Monday, October 13, 2008

Die lieben Kleinen...

Selten habe ich über ein Buch mit so vielen Kollegen, Bekannten und Freunden gesprochen. Bevor ich es noch zuende gelesen hatte, dachte ich, dass Michael Winterhoff wohl vermutlich - leider - Recht hat.
Der Titel "Warum unsere Kinder Tyrannen werden" ist natürlich reißerisch, aber man muss nicht als Lehrer tätig sein, um von Zeit zu Zeit unschönen Kinderszenen in Supermarkt, Bekanntenkreis oder sonstwo zu begegnen. Bei vielen der Fallbeispiele spürte ich mich innerlich nicken, klar, habe ich auch schon oft gesehen. Und mit oft meine ich oft.
Michael Winterhoff spricht von Störungen der Konzentrations- und Leistungsfähigkeit, der Lernbereitschaft und von uns als Respektlosigkeit wahrgenommenem Verhalten.
Die Ursache für diese verschiedenen Auffälligkeiten: Diese Kinder haben nicht die dafür notwendige psychische Reife entwickeln können.

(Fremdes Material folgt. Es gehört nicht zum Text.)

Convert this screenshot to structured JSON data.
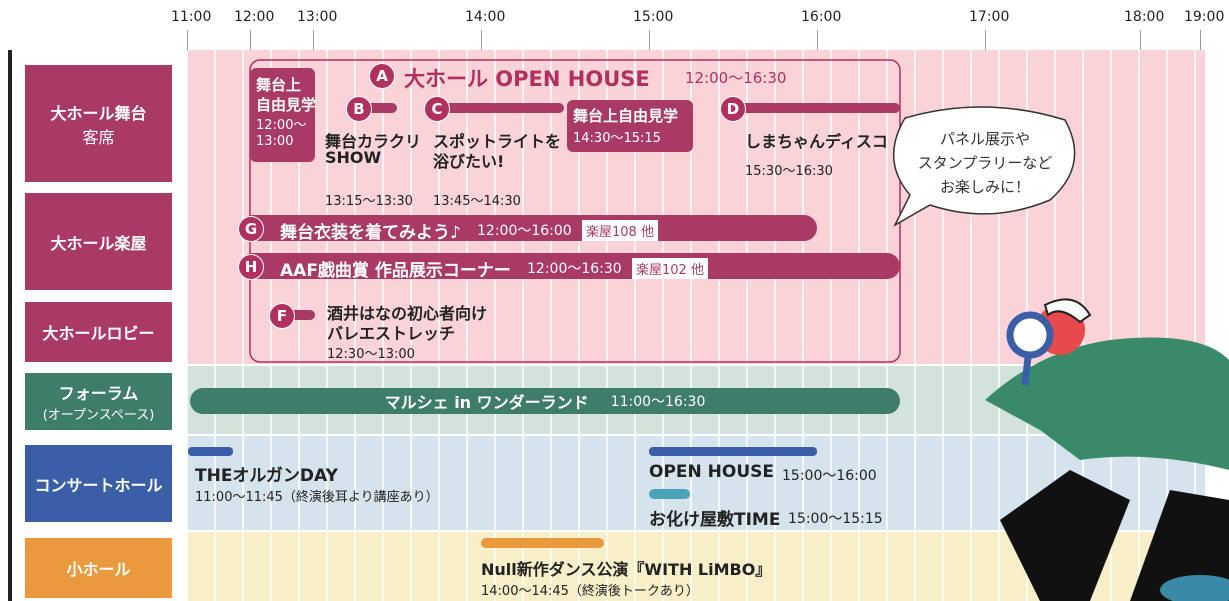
{
  "time_axis": [
    "11:00",
    "12:00",
    "13:00",
    "14:00",
    "15:00",
    "16:00",
    "17:00",
    "18:00",
    "19:00"
  ],
  "rows": [
    {
      "lines": [
        "大ホール舞台",
        "客席"
      ]
    },
    {
      "lines": [
        "大ホール楽屋"
      ]
    },
    {
      "lines": [
        "大ホールロビー"
      ]
    },
    {
      "lines": [
        "フォーラム",
        "(オープンスペース)"
      ]
    },
    {
      "lines": [
        "コンサートホール"
      ]
    },
    {
      "lines": [
        "小ホール"
      ]
    }
  ],
  "open_house": {
    "letter": "A",
    "title": "大ホール OPEN HOUSE",
    "time": "12:00〜16:30"
  },
  "stage_tours": [
    {
      "lines": [
        "舞台上",
        "自由見学",
        "12:00〜",
        "13:00"
      ]
    },
    {
      "lines": [
        "舞台上自由見学",
        "14:30〜15:15"
      ]
    }
  ],
  "stage_events": [
    {
      "letter": "B",
      "lines": [
        "舞台カラクリ",
        "SHOW"
      ],
      "time": "13:15〜13:30"
    },
    {
      "letter": "C",
      "lines": [
        "スポットライトを",
        "浴びたい!"
      ],
      "time": "13:45〜14:30"
    },
    {
      "letter": "D",
      "lines": [
        "しまちゃんディスコ"
      ],
      "time": "15:30〜16:30"
    }
  ],
  "backstage_events": [
    {
      "letter": "G",
      "title": "舞台衣装を着てみよう♪",
      "time": "12:00〜16:00",
      "place": "楽屋108 他"
    },
    {
      "letter": "H",
      "title": "AAF戯曲賞 作品展示コーナー",
      "time": "12:00〜16:30",
      "place": "楽屋102 他"
    }
  ],
  "lobby_event": {
    "letter": "F",
    "lines": [
      "酒井はなの初心者向け",
      "バレエストレッチ"
    ],
    "time": "12:30〜13:00"
  },
  "forum_event": {
    "title": "マルシェ in ワンダーランド",
    "time": "11:00〜16:30"
  },
  "concert_events": [
    {
      "title": "THEオルガンDAY",
      "time": "11:00〜11:45（終演後耳より講座あり）"
    },
    {
      "title": "OPEN HOUSE",
      "time": "15:00〜16:00"
    },
    {
      "title": "お化け屋敷TIME",
      "time": "15:00〜15:15"
    }
  ],
  "small_hall_event": {
    "title": "Null新作ダンス公演『WITH LiMBO』",
    "time": "14:00〜14:45（終演後トークあり）"
  },
  "bubble": {
    "lines": [
      "パネル展示や",
      "スタンプラリーなど",
      "お楽しみに！"
    ]
  }
}
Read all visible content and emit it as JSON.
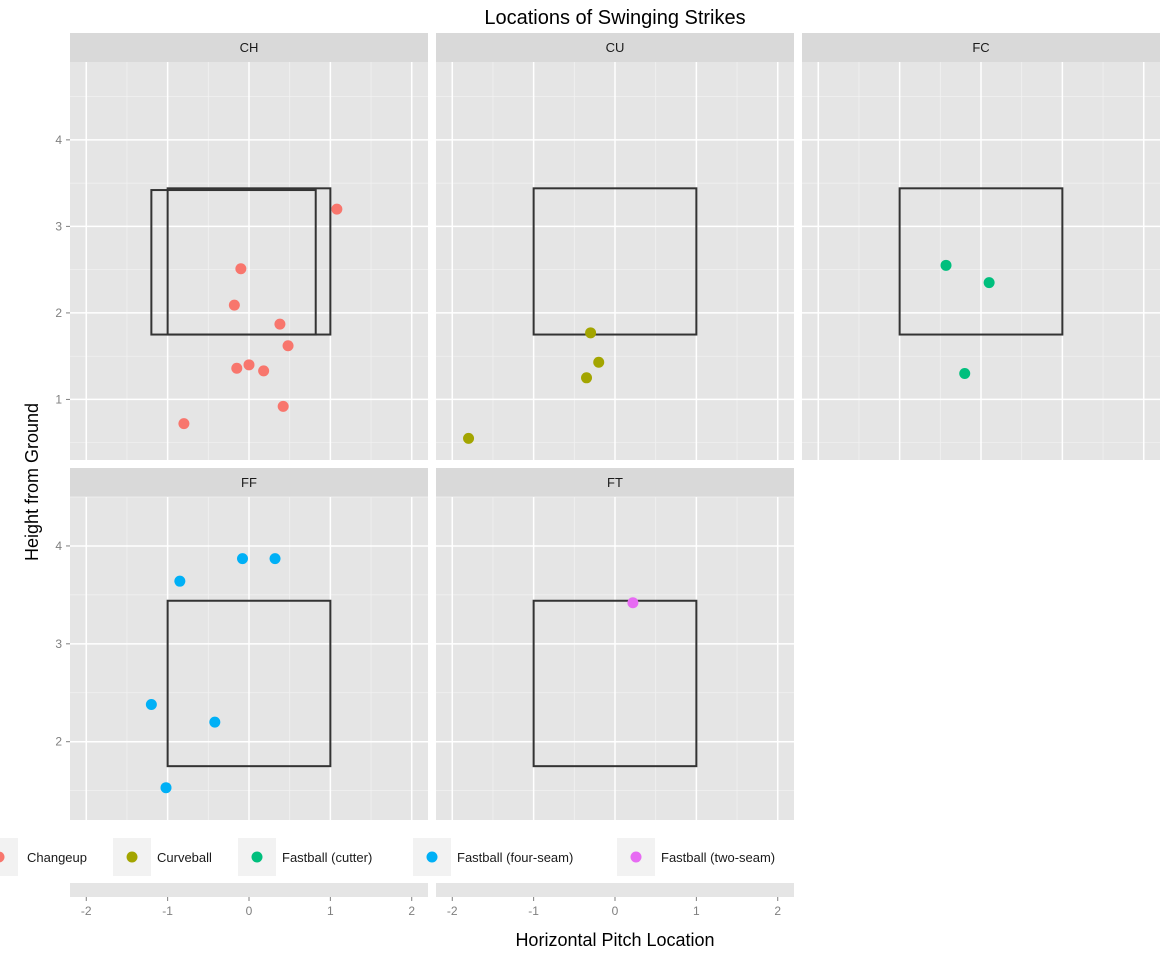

Die Gründe dafür liegen in der Beziehung zu Eltern und anderen an der Erziehung beteiligten Personen, sprich Großeltern, Erzieher im Kindergarten, Lehrer, usw. Diese Beziehungen sind nicht wie früher hierarchisch geprägt - Erwachsener <-> Kind - wobei der Erwachsene dabei Grenzen aufzeigt, sich vor allem selbst klar abgrenzt und zwar auch als jemand, der mehr Rechte, mehr Wissen und dadurch auch Entscheidungsgewalt hat.
Statt dessen haben wir partnerschaftliche, projizierende und symbiotische Beziehungen zwischen Erwachsenen und Kindern (für genauere Begriffserklärungen, Zusammenfassungen: siehe Linksammlung). Gerade die erstere ist dabei weit verbreitet und wir sehen Beispiele für partnerschaftlichen Umgang mit Kindern täglich, ja, ich habe es sogar in der Lehrerausbildung deutlich beigebracht bekommen (naja, *deutlich* habe ich da eigentlich nichts beigebracht bekommen, aber das ist ja ein anderes Thema...). Mit Kindern auf Augenhöhe sein, ihnen Entscheidungen zu überlassen, sie frei entscheiden zu lassen: Lern ich dies, lern ich das, mach ich dies, mach ich das.... Nicht so extrem vielleicht, aber wenn Kinder selbst immer erfahren, dass sie frei entscheiden dürfen, Dinge nur nach dem Lustprinzip tun, gleichzeitig aber keine Frustationstoleranz erlernen konnten - wen wundert es dann, wenn diese in der Schule keinen Bock aufs Lernen, aufs Stillsein und Konzentrieren, auf Sich-Mühe-Geben haben? Es gibt ja keinen Grund dafür!
Leider hört Michael Winterhoff da auf, wo es für mich als Pädagogin interessant werden würde. Er maßt sich nicht an, aus seinen Überlegungen heraus neue didaktische Modellle und einzig wahre Lösungen zu basteln. Im Gegenteil: Man steht am Ende da mit einer neuen Blickweise auf die alltäglichen Probleme mit den auffälligen Kindern, aber man ist noch ratlos, was man nun mit der Erkenntnis anfangen soll. Aber ich finde die neue Blickweise bereits jetzt schon hilfreicher als das häufige Lamentieren und Verzweifeln über die manchmal wirklich dramatischen und vor allem im Arbeitsalltag anstrengenden Situationen.
Michael Winterhoff, Warum unsere Kinder Tyrannen werden Oder: Die Abschaffung der Kindheit. Gütersloher Verlagshaus, Gütersloh 2008.